U.S.-based CFOs reported the highest levels of hiring and firing compared to their counterparts around the world. In Europe, CFOs were twice as likely to say headcount would increase, at 36%, compared to 18% who expect staff cuts. Asia is the only region where CFOs say layoffs (46%) will be more common than job additions (31%).

Swonk said automating jobs outside of the pandemic was likely a factor in downsizing.

The CNBC Global CFO Council represents some of the largest public and private companies in the world, collectively managing more than $ 5 trillion in market value across a wide variety of industries. The Q4 survey was conducted from November 13 to November 13. 29 out of 43 of the Board members.

Covid-19 remains the biggest external risk factor cited by US-based CFOs (68%), but more US CFOs are planning for 2021 based on vaccine promise (58%) than around the current spike in cases (32%).

“Masks, testing and tracing work.

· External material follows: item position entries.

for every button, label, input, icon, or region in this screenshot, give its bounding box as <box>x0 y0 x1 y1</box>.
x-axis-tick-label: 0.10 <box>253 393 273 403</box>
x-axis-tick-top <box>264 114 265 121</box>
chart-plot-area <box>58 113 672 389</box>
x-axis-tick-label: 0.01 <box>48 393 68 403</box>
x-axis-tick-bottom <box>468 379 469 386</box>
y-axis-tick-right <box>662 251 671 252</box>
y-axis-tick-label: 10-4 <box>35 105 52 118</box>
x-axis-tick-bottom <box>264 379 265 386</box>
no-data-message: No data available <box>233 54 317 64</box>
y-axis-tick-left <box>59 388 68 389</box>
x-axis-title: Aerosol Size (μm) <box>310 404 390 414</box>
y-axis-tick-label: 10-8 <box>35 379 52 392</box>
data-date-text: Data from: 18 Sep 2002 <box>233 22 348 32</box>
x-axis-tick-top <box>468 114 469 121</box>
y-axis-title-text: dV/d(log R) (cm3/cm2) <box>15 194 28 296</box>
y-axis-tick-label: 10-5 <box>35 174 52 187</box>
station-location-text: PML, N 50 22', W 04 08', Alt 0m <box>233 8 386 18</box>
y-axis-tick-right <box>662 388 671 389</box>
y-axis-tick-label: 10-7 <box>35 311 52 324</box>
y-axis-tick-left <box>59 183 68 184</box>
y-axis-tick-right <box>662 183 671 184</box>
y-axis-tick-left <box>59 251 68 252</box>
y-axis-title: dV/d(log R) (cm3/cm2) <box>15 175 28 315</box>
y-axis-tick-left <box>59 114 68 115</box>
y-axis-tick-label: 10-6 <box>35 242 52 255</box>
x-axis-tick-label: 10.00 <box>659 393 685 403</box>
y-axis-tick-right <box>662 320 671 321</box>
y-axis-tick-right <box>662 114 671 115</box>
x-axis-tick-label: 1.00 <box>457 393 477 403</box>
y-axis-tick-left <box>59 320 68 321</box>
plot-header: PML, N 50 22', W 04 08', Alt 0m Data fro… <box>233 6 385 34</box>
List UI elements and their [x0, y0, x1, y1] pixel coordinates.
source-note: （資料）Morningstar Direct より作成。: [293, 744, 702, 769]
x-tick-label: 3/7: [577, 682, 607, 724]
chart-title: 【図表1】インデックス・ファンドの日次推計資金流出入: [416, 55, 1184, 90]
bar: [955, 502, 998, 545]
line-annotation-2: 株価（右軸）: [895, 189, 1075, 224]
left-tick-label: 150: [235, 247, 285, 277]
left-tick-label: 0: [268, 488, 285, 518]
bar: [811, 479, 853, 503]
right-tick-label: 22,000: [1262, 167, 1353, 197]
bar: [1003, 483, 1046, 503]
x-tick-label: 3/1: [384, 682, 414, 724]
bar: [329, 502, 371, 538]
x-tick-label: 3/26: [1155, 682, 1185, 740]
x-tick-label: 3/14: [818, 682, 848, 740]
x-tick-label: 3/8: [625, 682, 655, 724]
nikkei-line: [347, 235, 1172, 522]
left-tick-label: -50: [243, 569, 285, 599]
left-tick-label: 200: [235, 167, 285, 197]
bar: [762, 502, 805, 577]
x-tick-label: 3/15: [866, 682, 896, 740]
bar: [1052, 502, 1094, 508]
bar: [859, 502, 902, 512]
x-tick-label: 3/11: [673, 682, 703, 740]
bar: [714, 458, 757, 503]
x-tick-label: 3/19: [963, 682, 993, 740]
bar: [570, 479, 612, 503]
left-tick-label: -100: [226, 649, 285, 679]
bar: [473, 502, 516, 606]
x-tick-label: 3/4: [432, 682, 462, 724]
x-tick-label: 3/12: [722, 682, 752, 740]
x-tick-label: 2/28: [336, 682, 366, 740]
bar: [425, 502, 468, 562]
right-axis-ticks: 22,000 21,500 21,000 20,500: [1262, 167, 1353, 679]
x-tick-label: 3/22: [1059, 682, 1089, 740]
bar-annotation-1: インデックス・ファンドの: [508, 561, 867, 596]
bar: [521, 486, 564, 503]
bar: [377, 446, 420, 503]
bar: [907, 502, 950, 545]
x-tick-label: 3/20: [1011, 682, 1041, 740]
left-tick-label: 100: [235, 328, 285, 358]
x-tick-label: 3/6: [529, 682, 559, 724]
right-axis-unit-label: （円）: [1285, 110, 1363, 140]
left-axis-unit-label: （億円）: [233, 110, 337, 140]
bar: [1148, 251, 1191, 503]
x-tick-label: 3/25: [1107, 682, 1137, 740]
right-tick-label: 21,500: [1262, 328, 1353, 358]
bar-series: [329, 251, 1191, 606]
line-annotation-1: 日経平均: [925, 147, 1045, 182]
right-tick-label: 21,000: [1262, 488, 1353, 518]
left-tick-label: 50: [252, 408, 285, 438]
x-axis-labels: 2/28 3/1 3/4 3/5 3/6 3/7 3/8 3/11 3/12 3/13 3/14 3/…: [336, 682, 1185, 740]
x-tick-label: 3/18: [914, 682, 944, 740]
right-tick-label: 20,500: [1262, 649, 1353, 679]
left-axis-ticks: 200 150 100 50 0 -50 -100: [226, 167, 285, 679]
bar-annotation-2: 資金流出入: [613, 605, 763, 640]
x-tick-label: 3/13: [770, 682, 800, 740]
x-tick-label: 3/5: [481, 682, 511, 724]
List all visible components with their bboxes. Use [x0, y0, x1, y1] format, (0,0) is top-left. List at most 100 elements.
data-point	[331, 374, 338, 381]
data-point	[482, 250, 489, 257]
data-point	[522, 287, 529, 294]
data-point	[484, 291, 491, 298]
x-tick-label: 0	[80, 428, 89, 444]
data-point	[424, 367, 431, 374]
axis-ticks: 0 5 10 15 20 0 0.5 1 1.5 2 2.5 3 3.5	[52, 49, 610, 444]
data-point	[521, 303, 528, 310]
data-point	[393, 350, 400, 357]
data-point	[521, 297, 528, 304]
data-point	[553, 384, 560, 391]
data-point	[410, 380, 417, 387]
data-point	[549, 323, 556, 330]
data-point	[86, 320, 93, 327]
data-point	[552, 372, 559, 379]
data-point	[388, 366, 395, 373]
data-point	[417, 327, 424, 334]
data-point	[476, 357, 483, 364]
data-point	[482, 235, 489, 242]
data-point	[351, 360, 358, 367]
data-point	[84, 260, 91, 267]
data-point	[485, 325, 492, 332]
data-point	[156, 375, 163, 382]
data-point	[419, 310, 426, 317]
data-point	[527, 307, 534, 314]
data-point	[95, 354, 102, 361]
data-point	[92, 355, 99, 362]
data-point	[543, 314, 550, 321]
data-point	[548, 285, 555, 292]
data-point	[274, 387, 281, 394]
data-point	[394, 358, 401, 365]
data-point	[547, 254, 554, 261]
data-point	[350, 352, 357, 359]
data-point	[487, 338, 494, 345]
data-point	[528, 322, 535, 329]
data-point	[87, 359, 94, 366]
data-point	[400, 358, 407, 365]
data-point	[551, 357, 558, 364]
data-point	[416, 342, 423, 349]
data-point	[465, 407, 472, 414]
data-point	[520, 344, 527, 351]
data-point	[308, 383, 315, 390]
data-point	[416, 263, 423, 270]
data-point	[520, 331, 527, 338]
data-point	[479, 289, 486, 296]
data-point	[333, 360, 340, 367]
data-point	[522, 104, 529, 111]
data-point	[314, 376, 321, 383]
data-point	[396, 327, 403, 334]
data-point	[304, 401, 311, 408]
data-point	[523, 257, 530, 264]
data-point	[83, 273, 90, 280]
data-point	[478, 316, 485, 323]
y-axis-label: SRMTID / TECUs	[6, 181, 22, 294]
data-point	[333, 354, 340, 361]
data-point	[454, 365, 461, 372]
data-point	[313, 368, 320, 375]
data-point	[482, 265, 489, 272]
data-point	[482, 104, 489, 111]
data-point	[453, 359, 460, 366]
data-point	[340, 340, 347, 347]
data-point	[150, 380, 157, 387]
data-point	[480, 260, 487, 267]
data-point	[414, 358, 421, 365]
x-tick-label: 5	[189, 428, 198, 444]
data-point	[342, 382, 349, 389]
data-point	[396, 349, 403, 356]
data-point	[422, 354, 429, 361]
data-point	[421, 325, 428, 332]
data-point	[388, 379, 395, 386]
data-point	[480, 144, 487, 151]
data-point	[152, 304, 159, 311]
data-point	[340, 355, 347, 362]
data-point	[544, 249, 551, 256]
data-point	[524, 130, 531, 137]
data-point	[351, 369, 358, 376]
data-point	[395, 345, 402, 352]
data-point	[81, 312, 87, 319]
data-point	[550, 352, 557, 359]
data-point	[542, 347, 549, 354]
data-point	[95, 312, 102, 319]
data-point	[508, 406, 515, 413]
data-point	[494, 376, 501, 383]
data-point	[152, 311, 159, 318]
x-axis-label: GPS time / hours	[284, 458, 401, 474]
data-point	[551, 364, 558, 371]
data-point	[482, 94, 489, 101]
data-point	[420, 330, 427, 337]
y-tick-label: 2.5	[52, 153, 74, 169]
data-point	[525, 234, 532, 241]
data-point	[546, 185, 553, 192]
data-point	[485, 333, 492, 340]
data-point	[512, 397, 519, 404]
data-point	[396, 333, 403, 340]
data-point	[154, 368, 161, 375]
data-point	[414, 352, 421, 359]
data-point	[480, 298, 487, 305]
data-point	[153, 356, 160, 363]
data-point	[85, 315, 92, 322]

Health policy and economic policy are complementary and not competitive,” Swonk said.

When asked what has the most impact on planning for 2021, more CFOs say they are optimistic about a Covid-19 vaccine than fears of an increase in cases in the fourth quarter, but directors Asian-based financiers are the most confident.

Q4 2020 CNBC Global CFO Council survey

In Asia, where the virus is more under control than in the United States and Europe, business planning around a vaccine promise is over 90%. The UK became the first country to approve the Pfizer-BioNTech vaccine on Wednesday, with a decision in the US expected sometime after an FDA meeting on December 10.

As China continues to overtake the United States in terms of economic growth outside of the pandemic – and a recent surge across the United States in Covid-19 cases has led to a deterioration in U.S. GDP for the first quarter 2021 – CNBC survey finds CFOs describe the US economy as “stable” after two quarters of “declining” conditions.

Election results influenced CFO’s vision through 2021, including in the area of ​​corporate tax hikes promised by President-elect Joe Biden – CFOs don’t think a rate hike corporate tax at 28% is likely. Overall, the largest group of CFOs responding to the post-election survey (36%) have a neutral view of the impact of the Biden administration on their businesses over the next four years. CFOs expressing belief that Biden’s first term will be clearly positive or negative for their business were evenly distributed, at 32% for each response.